Term sheets tilting in the direction of VC’s

Monday, February 16th, 2009

One of the panel discussions I look forward to attending at the annual Florida Venture Capital Conference (organized by the Florida Venture Forum) is titled “Latest Fads in Term Sheets“.  This one is always a favorite of mine as it gives me a view into the VC industry that is otherwise usually difficult to find.  This year’s panelists at the recent conference in Naples were Dave Felman of Hill Ward Henderson, John Glushik of Intersouth Partners, Randy Poliner of Antares Capital, Jack Rybicki of Larsen Allen, and Steve Vazquez of Foley and Lardner.  The panel was moderated by Carl Roston of Akerman Senterfitt.    VC term sheets are like weather vanes - they turn in the direction of the prevailing economic winds and the winds are now (and have been for at least a quarter) blowing in the direction of the VC’s.  As the panel discussed, some of the key terms that founders and their management teams are now finding in their deals include:

  • Valuations - the economy and lack of timely exit opportunities is resulting in significantly lower valuations than last year (although the good news for early-stage deals is that valuations are already low - so how much lower can they really go?)
  • Milestone based investments - investments are increasingly being staged and tied to milestones that are spaced further apart in time with little or no increase in valuation
  • Liquidation preferences - deals with multiples in liquidation preferences (1.5 to 2X now and potentially going higher) are coming back.  Liquidation preferences protect the investor if there are subsequent flat or down rounds but significantly reduce the value of the common shareholders (read founders and management team) stock at a liquidity event.  Preferences of 3 and 4X were seen during and after the 2000 - 2002 tech bubble collapse which resulted in tremendous disparities between common and preferred shareholder value at a liquidity event).
  • Vesting - new vesting schedules for previously vested founders and management are being imposed in new funding rounds as exits are pushed out.

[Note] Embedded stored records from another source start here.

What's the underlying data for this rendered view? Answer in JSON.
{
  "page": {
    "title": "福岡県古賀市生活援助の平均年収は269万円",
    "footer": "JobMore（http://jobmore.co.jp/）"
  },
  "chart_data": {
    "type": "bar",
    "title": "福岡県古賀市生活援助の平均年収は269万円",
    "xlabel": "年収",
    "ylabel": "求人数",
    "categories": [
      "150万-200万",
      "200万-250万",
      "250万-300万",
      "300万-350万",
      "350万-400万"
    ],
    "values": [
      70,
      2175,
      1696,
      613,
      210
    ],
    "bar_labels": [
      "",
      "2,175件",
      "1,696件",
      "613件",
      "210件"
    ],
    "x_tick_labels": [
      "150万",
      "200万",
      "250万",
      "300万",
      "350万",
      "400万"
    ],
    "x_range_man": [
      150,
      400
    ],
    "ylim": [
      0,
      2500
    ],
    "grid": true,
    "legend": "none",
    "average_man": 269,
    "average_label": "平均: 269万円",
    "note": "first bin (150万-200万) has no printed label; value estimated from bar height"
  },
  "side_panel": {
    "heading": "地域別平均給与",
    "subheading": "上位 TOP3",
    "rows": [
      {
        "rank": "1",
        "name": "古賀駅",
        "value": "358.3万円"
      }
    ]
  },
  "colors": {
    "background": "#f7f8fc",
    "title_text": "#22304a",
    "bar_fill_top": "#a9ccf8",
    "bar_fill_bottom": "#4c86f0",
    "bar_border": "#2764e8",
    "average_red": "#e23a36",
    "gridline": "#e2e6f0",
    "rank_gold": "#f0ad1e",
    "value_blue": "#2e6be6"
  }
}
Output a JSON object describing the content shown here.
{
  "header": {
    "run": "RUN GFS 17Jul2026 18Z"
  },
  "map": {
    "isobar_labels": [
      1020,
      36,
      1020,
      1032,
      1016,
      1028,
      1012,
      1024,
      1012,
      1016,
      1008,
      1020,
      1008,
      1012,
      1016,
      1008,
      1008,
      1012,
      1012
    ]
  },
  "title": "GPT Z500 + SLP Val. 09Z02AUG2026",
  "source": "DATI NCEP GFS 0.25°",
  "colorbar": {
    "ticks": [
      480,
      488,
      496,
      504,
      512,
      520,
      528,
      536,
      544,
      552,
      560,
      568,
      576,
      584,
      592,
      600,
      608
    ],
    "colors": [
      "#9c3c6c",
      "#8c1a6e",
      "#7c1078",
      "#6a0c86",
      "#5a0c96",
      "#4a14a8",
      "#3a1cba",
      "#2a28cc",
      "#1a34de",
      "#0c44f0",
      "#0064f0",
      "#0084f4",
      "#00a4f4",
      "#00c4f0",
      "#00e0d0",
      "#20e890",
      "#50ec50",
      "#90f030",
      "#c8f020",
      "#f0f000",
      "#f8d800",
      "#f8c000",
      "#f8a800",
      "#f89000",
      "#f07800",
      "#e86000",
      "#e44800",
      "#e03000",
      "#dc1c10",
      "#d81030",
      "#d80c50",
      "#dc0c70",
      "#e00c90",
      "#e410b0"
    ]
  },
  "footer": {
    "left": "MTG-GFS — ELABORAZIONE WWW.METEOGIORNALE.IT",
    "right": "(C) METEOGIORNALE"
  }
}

In this economy and funding environment these terms are the new norm. What can an entrepreneur do to gain more favorable terms?  I’m afraid not much other than to know what the prevailing terms are and to negotiate a deal that is not less favorable than what others are signing.  On the positive side, those founders and management teams with a term sheet in hand contemplating these issues are probably secretly counting their lucky stars!